Selby is a 21-year-old spoken word artist living Bournemouth whose very existence questions the idea of poetry as an archaic art. Spoken word is a form of poetry which has more emphasis on rhythm and delivery, many modern spoken word artists have their roots in hip hop and this link is helping to dispel the preconceptions around the genre.
Hip Hop has had a bad rap through the past few decades but spoken word artists like Selby are helping to shine light on how the art is more than just violence, misogyny, jewels and women.
Not that it has ever amounted to those things anywhere but in the mainstream, where what is a rich culture developed around peace and unity has been transformed into an abused commodity. There are however preconceptions and appreciation of the music is limited by this. “Perhaps we shouldn’t put up barriers and box it into genres, “it’s poetry”, “it’s hip hop” it’s more about projecting it and doing your thing I think.” says Selby.
I met Joe Selby, or just Selby as he is known on stage and in the spoken word circles of Bournemouth, in the gardens of Cellar Bar in the early afternoon. Dressed in baggy clothes and with a beanie hat covering a mass of hair, he is a very unassuming young man. He greeted me with a casual handshake and was clearly excited to be able to talk about his art and passion.
Selby was born in Bristol and then nomadically moved around the country, “dragged around the country by [his] mum.” “I’ve always headed back to Bristol though, got a great music scene, I love it, alternative underground stuff” he says.
He began his journey to spoken word through emceeing, a skill he developed after settling in Bournemouth: “I just met a lot of guys who were doing it in a different sort of way, less aggy, less gangster stuff, more positive and funny, just spitting at parties til the early hours. That’s how it developed.”
The artist Akala has done a lot of work in the UK in schools and through talks to enlighten people about the poetic value that hip hop holds and this is what has lead to many hip hop artists engaging in spoken word as a means to express themselves in a different way: a way which sheds more light on the words themselves.
This was something Selby saw in spoken word: “I’d seen a couple of artists doing it in a different way, without beats, sort of acapella, seeing it being done in that way definitely coaxed me into doing some myself.” says Selby. He doesn’t forget the culture which ignited his love for wordplay though: “I think hip hop has helped my style with it, spoken word is just about projecting whatever you’ve got to say in a certain way” he says “You see people who have come from a different place other than hip hop and their styles are very different, it’s more written and then performed.”
He believes that there’s a “new wave of people coming in” and cites artists like Kate Tempest, Chester P, Dizraeli, Scroobius Pip and Polarbear as those heading up the “new wave”. They have a definite new style, one which has definitely been influenced by hip hop roots.
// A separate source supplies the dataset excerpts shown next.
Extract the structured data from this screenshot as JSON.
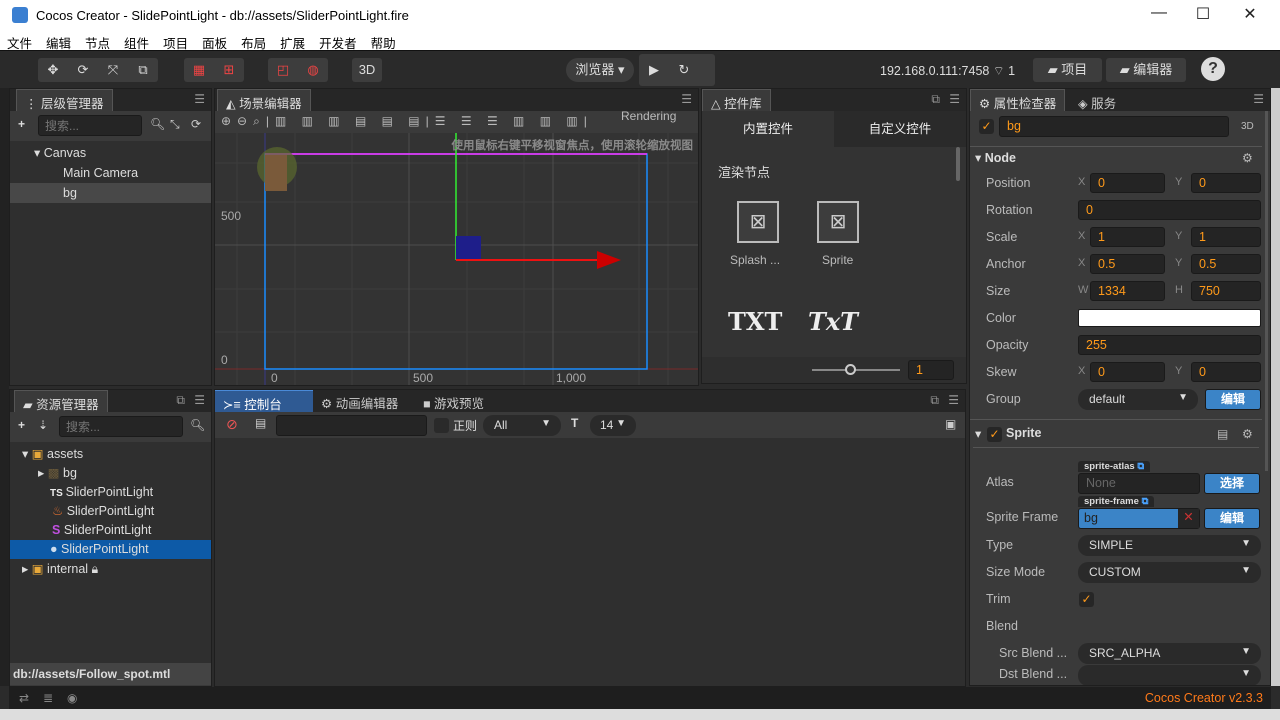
{
  "window": {
    "title": "Cocos Creator - SlidePointLight - db://assets/SliderPointLight.fire",
    "minimize": "—",
    "maximize": "☐",
    "close": "✕"
  },
  "menu": [
    "文件",
    "编辑",
    "节点",
    "组件",
    "项目",
    "面板",
    "布局",
    "扩展",
    "开发者",
    "帮助"
  ],
  "toolbar": {
    "mode_3d": "3D",
    "browser": "浏览器 ▾",
    "play": "▶",
    "refresh": "↻",
    "ip": "192.168.0.111:7458",
    "devices": "1",
    "project": "项目",
    "editor": "编辑器",
    "help": "?"
  },
  "hierarchy": {
    "title": "层级管理器",
    "search_placeholder": "搜索...",
    "nodes": [
      {
        "label": "Canvas",
        "depth": 0,
        "expanded": true
      },
      {
        "label": "Main Camera",
        "depth": 1
      },
      {
        "label": "bg",
        "depth": 1,
        "selected": true
      }
    ]
  },
  "scene": {
    "title": "场景编辑器",
    "render_mode": "Rendering",
    "hint": "使用鼠标右键平移视窗焦点，使用滚轮缩放视图",
    "y_ticks": [
      "500",
      "0"
    ],
    "x_ticks": [
      "0",
      "500",
      "1,000"
    ]
  },
  "widgets": {
    "title": "控件库",
    "tabs": [
      "内置控件",
      "自定义控件"
    ],
    "section": "渲染节点",
    "items": [
      "Splash ...",
      "Sprite"
    ],
    "text_items": [
      "TXT",
      "TxT"
    ],
    "zoom_value": "1"
  },
  "inspector": {
    "title": "属性检查器",
    "service_tab": "服务",
    "node_name": "bg",
    "mode": "3D",
    "node_section": "Node",
    "position": {
      "x": "0",
      "y": "0"
    },
    "rotation": "0",
    "scale": {
      "x": "1",
      "y": "1"
    },
    "anchor": {
      "x": "0.5",
      "y": "0.5"
    },
    "size": {
      "w": "1334",
      "h": "750"
    },
    "opacity": "255",
    "skew": {
      "x": "0",
      "y": "0"
    },
    "group": "default",
    "group_edit": "编辑",
    "labels": {
      "position": "Position",
      "rotation": "Rotation",
      "scale": "Scale",
      "anchor": "Anchor",
      "size": "Size",
      "color": "Color",
      "opacity": "Opacity",
      "skew": "Skew",
      "group": "Group"
    },
    "sprite": {
      "section": "Sprite",
      "atlas_label": "Atlas",
      "atlas_tag": "sprite-atlas",
      "atlas_value": "None",
      "atlas_button": "选择",
      "frame_label": "Sprite Frame",
      "frame_tag": "sprite-frame",
      "frame_value": "bg",
      "frame_button": "编辑",
      "type_label": "Type",
      "type": "SIMPLE",
      "size_mode_label": "Size Mode",
      "size_mode": "CUSTOM",
      "trim_label": "Trim",
      "blend_label": "Blend",
      "src_blend_label": "Src Blend ...",
      "src_blend": "SRC_ALPHA",
      "dst_blend_label": "Dst Blend ..."
    },
    "axis_x": "X",
    "axis_y": "Y",
    "axis_w": "W",
    "axis_h": "H"
  },
  "assets": {
    "title": "资源管理器",
    "search_placeholder": "搜索...",
    "items": [
      {
        "label": "assets",
        "type": "folder"
      },
      {
        "label": "bg",
        "type": "texture"
      },
      {
        "label": "SliderPointLight",
        "type": "typescript"
      },
      {
        "label": "SliderPointLight",
        "type": "effect"
      },
      {
        "label": "SliderPointLight",
        "type": "shader"
      },
      {
        "label": "SliderPointLight",
        "type": "material",
        "selected": true
      },
      {
        "label": "internal",
        "type": "folder-locked"
      }
    ],
    "path": "db://assets/Follow_spot.mtl"
  },
  "console": {
    "tabs": [
      "控制台",
      "动画编辑器",
      "游戏预览"
    ],
    "regex_label": "正则",
    "level": "All",
    "font_size": "14"
  },
  "status": {
    "version": "Cocos Creator v2.3.3"
  },
  "colors": {
    "accent": "#ff9a1a",
    "selection": "#0d5aa7",
    "button_blue": "#3b84c7"
  }
}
These artists are revered in poetry circles across the UK and their talent is evident.
There is along with the new wave of artists emerging from hip hop roots a “new wave of appreciation” says Selby, “You see a lot of younger guys coming into the spoken word gigs and maybe the rap style has helped relate it to them a bit more, got more interest for them in that way so I think that’s got a lot to do with it.”
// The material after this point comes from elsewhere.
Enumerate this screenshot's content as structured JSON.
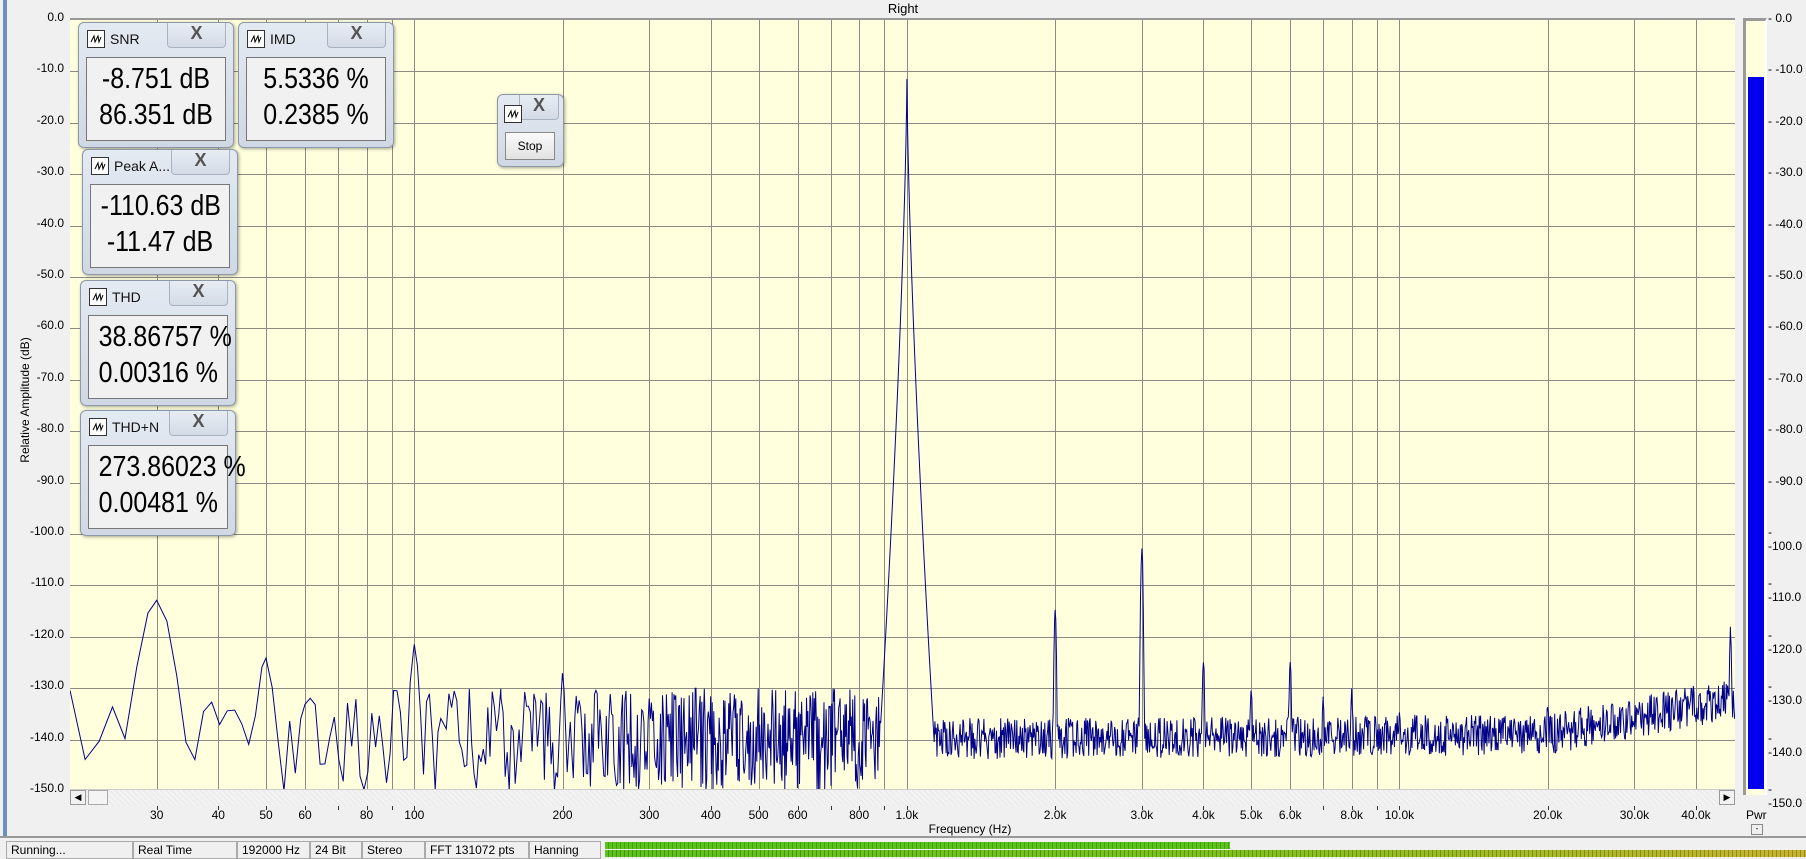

This new appreciation of the poetic side of hip hop allows people who may have been alienated by traditional poetry to open up to it as a modern art form, not something archaic. “I’ve just started reading a lot more poetry because I felt a bit ignorant of the old structures and styles, I’m becoming a lot more accustomed to it.” said Selby.
“I think it is a lot different; mainly structural differences” says Selby on the modern style, he sees the difference being the rhythm in spoken word “that is the difference, why you call it spoken word, because it’s got less structure and more rhythm.” However the content will always remain the same he says: “You know everyone’s still getting their heart broken, everyone’s got things to get pissed off about. I think the style and the way we say it has changed but there’s always going to be those basic human emotions and experiences to write about.”
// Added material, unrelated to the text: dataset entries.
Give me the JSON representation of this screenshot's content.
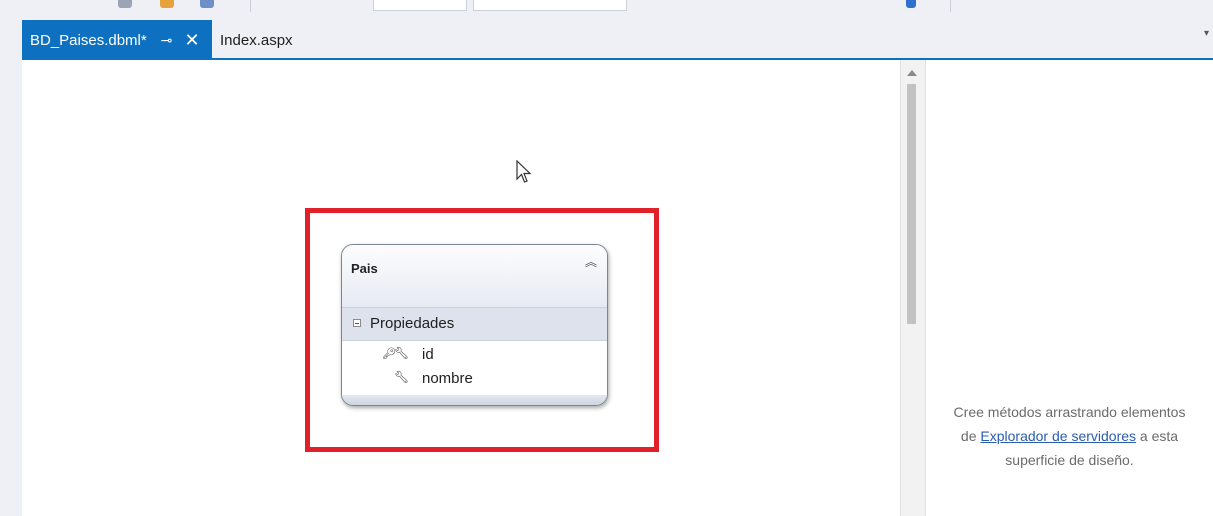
{
  "tabs": {
    "active": {
      "label": "BD_Paises.dbml*",
      "pin_icon": "pin-icon",
      "close_icon": "close-icon"
    },
    "inactive": {
      "label": "Index.aspx"
    },
    "dropdown_icon": "chevron-down-icon"
  },
  "diagram": {
    "entity": {
      "name": "Pais",
      "section": "Propiedades",
      "properties": [
        {
          "name": "id",
          "primary_key": true
        },
        {
          "name": "nombre",
          "primary_key": false
        }
      ]
    },
    "highlight_color": "#e0212a"
  },
  "methods_pane": {
    "hint_before": "Cree métodos arrastrando elementos",
    "hint_de": "de",
    "hint_link": "Explorador de servidores",
    "hint_after": "a esta",
    "hint_end": "superficie de diseño."
  },
  "colors": {
    "accent": "#0e70c0",
    "link": "#2a5db0"
  }
}
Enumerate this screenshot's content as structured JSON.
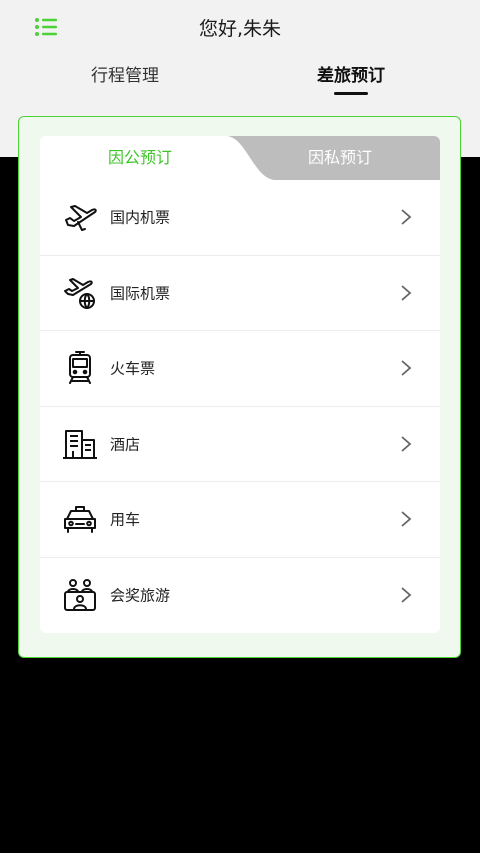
{
  "header": {
    "greeting": "您好,朱朱",
    "menu_icon": "list-menu-icon",
    "accent_color": "#4cd137",
    "tabs": [
      {
        "label": "行程管理",
        "active": false
      },
      {
        "label": "差旅预订",
        "active": true
      }
    ]
  },
  "booking": {
    "tabs": [
      {
        "label": "因公预订",
        "active": true
      },
      {
        "label": "因私预订",
        "active": false
      }
    ],
    "items": [
      {
        "label": "国内机票",
        "icon": "airplane-icon"
      },
      {
        "label": "国际机票",
        "icon": "international-flight-icon"
      },
      {
        "label": "火车票",
        "icon": "train-icon"
      },
      {
        "label": "酒店",
        "icon": "hotel-building-icon"
      },
      {
        "label": "用车",
        "icon": "car-icon"
      },
      {
        "label": "会奖旅游",
        "icon": "group-tour-icon"
      }
    ]
  }
}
He sees poetry as having a self reflective role as well as an analytical one for the world around us. It takes the role of “observing current affairs, but also our own personal development and how we see things in ourselves and then to project it, summing up the world for ourselves.” He says. “I think that’s what poetry is very good at, is making yourself realise what your own thoughts really are, to understand your thoughts and your life.”
Poetry then is more than something to be studied in English and read from books. It is an art which is alive, it has a greater role than to simply entertain, it is therapy for the poet, it is a catalyst for the observer. It lives and is thriving in modern Britain and it has to be accepted that hip hop has something to do with this, at least making it more accessible to a younger generation.
Selby ended our afternoon by saying: “In this modern society there’s a lot more room for people to be outspoken and to be themselves and find in themselves what they want to develop on. Poetry is a good way of doing that. You can be inspired by a poet; you can see things in a different way because of a poet.” words that convince me that poetry cannot die out or stagnate at least for now.